Stephen Vaughan has become the first owner of a professional football club required to reduce his shareholding because, according to FA rules, he is no longer a "fit and proper person", reports The Guardian. Vaughan, a Liverpool businessman who bought the Conference club Chester City in 2001 and owns 100% of the shares, was last week disqualified from acting as a director of any company until November 2020, following his involvement in a £500,000 VAT fraud.
The FA's rules, which apply to Conference clubs, state that anybody disqualified as a company director cannot hold 30% or more of a club's shares.
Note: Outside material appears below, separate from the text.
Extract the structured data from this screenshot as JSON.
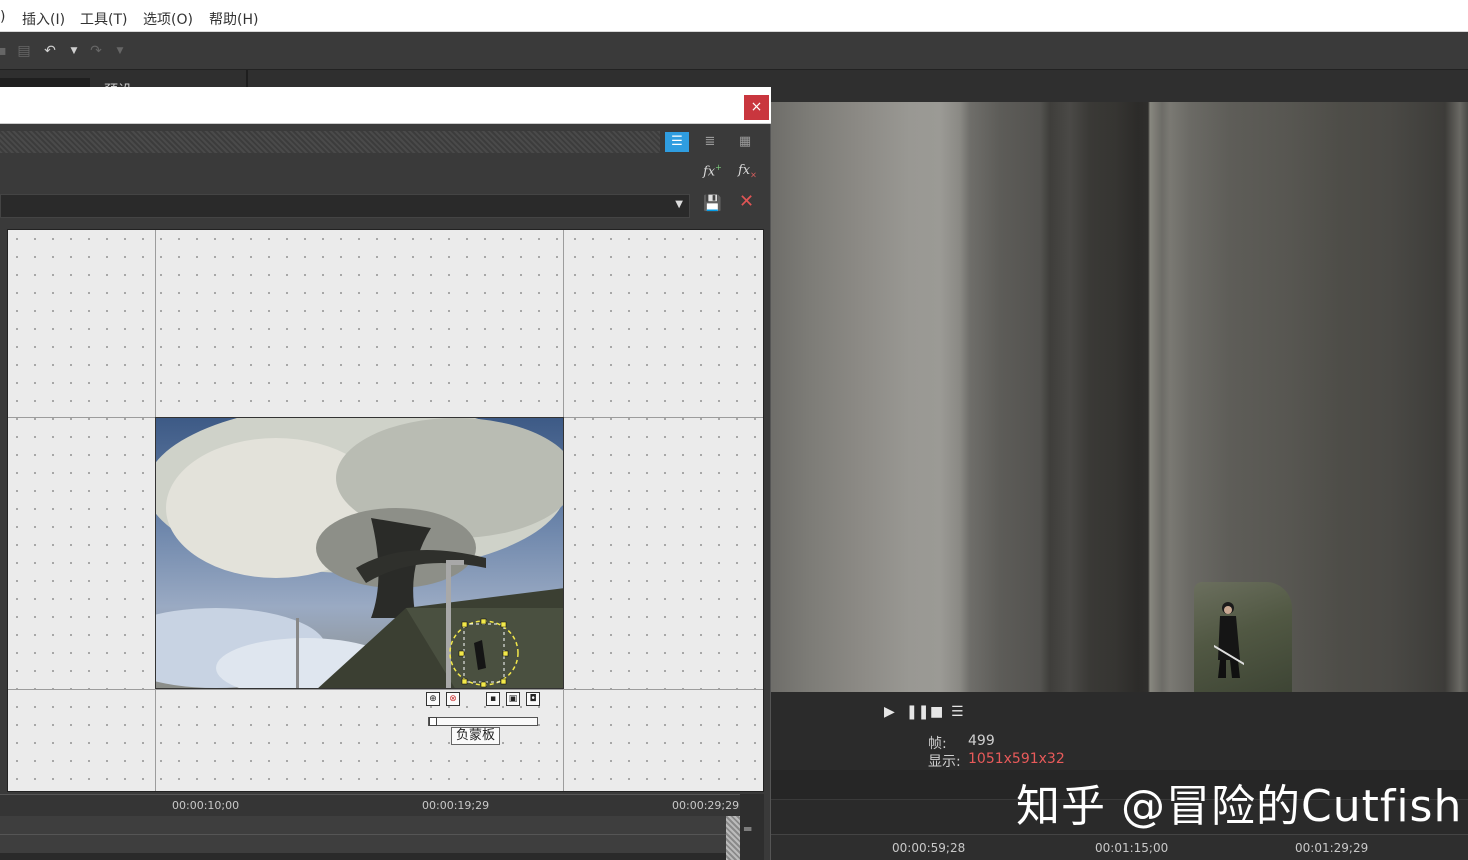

The FA will write to Vaughan requiring him to sell or give up his majority stake in City within 21 days of the disqualification taking effect on 25 November.
If he does not comply, the club could ultimately be expelled from the Conference.
In a statement, the FA said: "We are aware of the Insolvency Service decision and will be taking necessary steps under the requirements of the fit and proper person test."
The case could test the rules' effectiveness, however, because according to City's managing director, Bob Gray, Vaughan may hand the shares to one of his sons.
"He has to relinquish his shares," Gray acknowledged, "but who he gives them to is up to him. He could keep them within the family."
If that happened, the FA would have to be satisfied that Vaughan was not still "exercising direct or indirect control" over the club's affairs, which the rules prohibit for somebody declared not "fit and proper".